Abstract:
Lung cancer is one of the most common types of cancer in the world. Although the mechanism of lung
cancer is still unknown, a large number of studies have found a link between gene polymorphisms and the risk of lung
cancer. The tumor suppressor p53 plays a crucial role in maintaining genomic stability and tumor prevention. MDM2
is a critical regulator of the p53 protein. Despite the importance of p53 pathway in cancer, data on the contribution
of SNPs of TP53 (rs1042522) and MDM2 (rs2279744) to the development of lung cancer are very contradictory. A metaanalysis that collects quantitative data from individual studies and combines their results has the advantage of improving accuracy, providing reliable estimates, and resolving those issues in which studies on individual associations
are not effective enough. The aim of this study was to determine whether the TP53 (rs1042522) and MDM2 (rs2279744)

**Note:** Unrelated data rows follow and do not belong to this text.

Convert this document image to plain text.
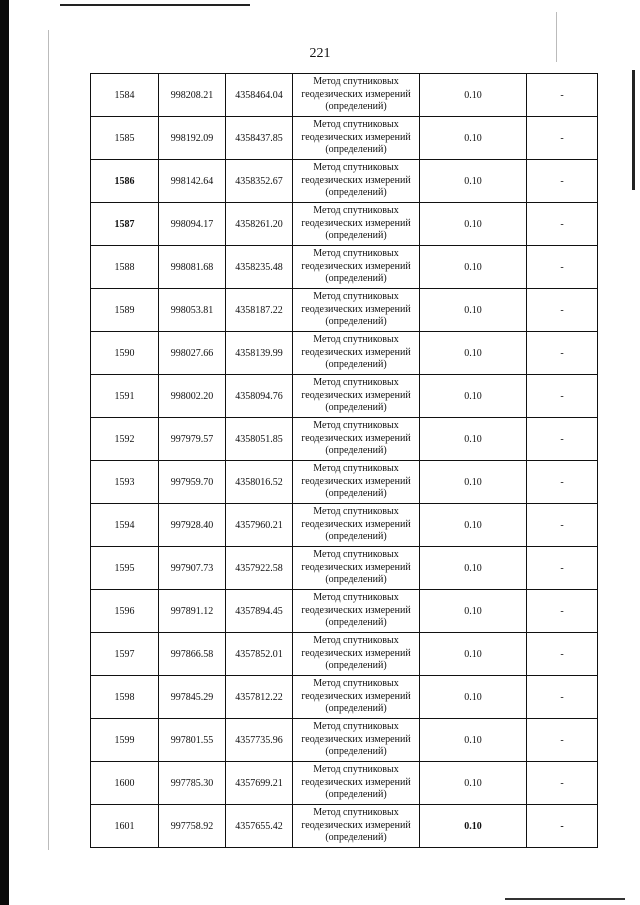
221
1584	998208.21	4358464.04	Метод спутниковых
геодезических измерений
(определений)	0.10	-
1585	998192.09	4358437.85	Метод спутниковых
геодезических измерений
(определений)	0.10	-
1586	998142.64	4358352.67	Метод спутниковых
геодезических измерений
(определений)	0.10	-
1587	998094.17	4358261.20	Метод спутниковых
геодезических измерений
(определений)	0.10	-
1588	998081.68	4358235.48	Метод спутниковых
геодезических измерений
(определений)	0.10	-
1589	998053.81	4358187.22	Метод спутниковых
геодезических измерений
(определений)	0.10	-
1590	998027.66	4358139.99	Метод спутниковых
геодезических измерений
(определений)	0.10	-
1591	998002.20	4358094.76	Метод спутниковых
геодезических измерений
(определений)	0.10	-
1592	997979.57	4358051.85	Метод спутниковых
геодезических измерений
(определений)	0.10	-
1593	997959.70	4358016.52	Метод спутниковых
геодезических измерений
(определений)	0.10	-
1594	997928.40	4357960.21	Метод спутниковых
геодезических измерений
(определений)	0.10	-
1595	997907.73	4357922.58	Метод спутниковых
геодезических измерений
(определений)	0.10	-
1596	997891.12	4357894.45	Метод спутниковых
геодезических измерений
(определений)	0.10	-
1597	997866.58	4357852.01	Метод спутниковых
геодезических измерений
(определений)	0.10	-
1598	997845.29	4357812.22	Метод спутниковых
геодезических измерений
(определений)	0.10	-
1599	997801.55	4357735.96	Метод спутниковых
геодезических измерений
(определений)	0.10	-
1600	997785.30	4357699.21	Метод спутниковых
геодезических измерений
(определений)	0.10	-
1601	997758.92	4357655.42	Метод спутниковых
геодезических измерений
(определений)	0.10	-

polymorphisms confer susceptibility to lung cancer. A meta-analysis was conducted on the associations between the
TP53 (rs1042522) and MDM2 (rs2279744) polymorphisms and lung cancer. A total of 51 comparison studies including
25,366 patients and 25,239 controls were considered in this meta-analysis. The meta-analysis showed no association
between lung cancer and MDM2 (rs2279744) under any model. A noteworthy association of TP53 (rs1042522) with
susceptibility to lung cancer in overall pooled subjects was observed under three different models (allele contrast,
homozygote contrast (additive) and dominant). Stratification by ethnicity indicated an association between the TP53
(rs1042522) and lung cancer in Asians and Caucasians. This meta-analysis demonstrates that the TP53 (rs1042522), but
not MDM2 (rs2279744) polymorphism may confer susceptibility to lung cancer.